Please complete the plan of correction and date to be corrected for each violation cited on the violation notice and return it to me within 5 business days from today. You will need to specify how the deficient practice will be or has been corrected. Just writing the word corrected is not
acceptable. Your plan of correction must contain: 1) steps to correct the noncompliance with the standard(s), 2) measures to prevent the noncompliance from occurring again; and 3) person(s) responsible for implementing each step and/or monitoring any preventative measures. Please do not use staff names; list staff by positions only.

Violations:
Standard #: 8VAC20-800-320-G
Description: Based on observation and interview, the provider did not ensure that a wood burning fireplace and associated chimney was inspected annually by a knowledgeable inspector to verify that the device was properly installed, maintained, and cleaned as needed.

Evidence:
1. A wood burning fireplace was observed during the inspection on 08/19/2022.
2. The provider acknowledged that an annual fireplace inspection had not been completed.

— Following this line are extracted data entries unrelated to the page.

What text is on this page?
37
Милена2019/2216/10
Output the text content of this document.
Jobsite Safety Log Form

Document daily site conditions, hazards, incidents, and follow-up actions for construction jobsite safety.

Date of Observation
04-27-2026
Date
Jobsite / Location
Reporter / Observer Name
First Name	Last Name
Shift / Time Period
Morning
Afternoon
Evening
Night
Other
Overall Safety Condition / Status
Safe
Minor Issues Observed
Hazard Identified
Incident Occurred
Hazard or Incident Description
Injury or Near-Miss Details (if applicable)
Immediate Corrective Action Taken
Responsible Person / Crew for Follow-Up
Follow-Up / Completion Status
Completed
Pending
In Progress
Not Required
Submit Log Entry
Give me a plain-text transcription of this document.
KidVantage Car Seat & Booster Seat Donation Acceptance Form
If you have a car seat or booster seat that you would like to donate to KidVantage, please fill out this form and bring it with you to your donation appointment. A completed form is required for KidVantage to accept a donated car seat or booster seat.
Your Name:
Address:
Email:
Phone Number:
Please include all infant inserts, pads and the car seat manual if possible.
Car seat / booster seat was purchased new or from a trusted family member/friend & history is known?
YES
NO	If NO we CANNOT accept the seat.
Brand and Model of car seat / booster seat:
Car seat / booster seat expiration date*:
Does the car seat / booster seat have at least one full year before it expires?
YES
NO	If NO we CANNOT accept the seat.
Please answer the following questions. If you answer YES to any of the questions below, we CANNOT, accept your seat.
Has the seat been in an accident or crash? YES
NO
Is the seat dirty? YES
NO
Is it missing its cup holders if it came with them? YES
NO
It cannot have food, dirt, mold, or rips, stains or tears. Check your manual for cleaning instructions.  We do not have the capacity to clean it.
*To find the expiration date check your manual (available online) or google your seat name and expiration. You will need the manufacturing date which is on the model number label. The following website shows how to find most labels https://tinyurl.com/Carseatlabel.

Plan of Correction: We will begin tearing out the current fireplace, mantle and hearth immediately. Upon completion of the tear down we will replace the walls into a normal corner making sure to properly close of the flue and put up appropriate drywall. As this is being done, we will be taking pictures of the progress as we go so that you can see how the work progressed once it is completed so you can be assured that it has been completely removed. When the work is complete we will send the pictures and a notice that the work is complete.

Disclaimer:

A compliance history is in no way a rating for a facility.

The online compliance history includes only information after July 1, 2003. In addition, the online compliance history includes information regarding adverse actions that may be the subject of a pending appeal. An adverse action is not final until a provider has exhausted or waived all due process rights. For compliance history prior to July 1, 2003, or information regarding the status of pending adverse actions, please contact the Licensing Inspector listed in the facility's information. The Virginia Department of Social Services (VDSS) is not responsible for any errors in or omissions from the compliance history information.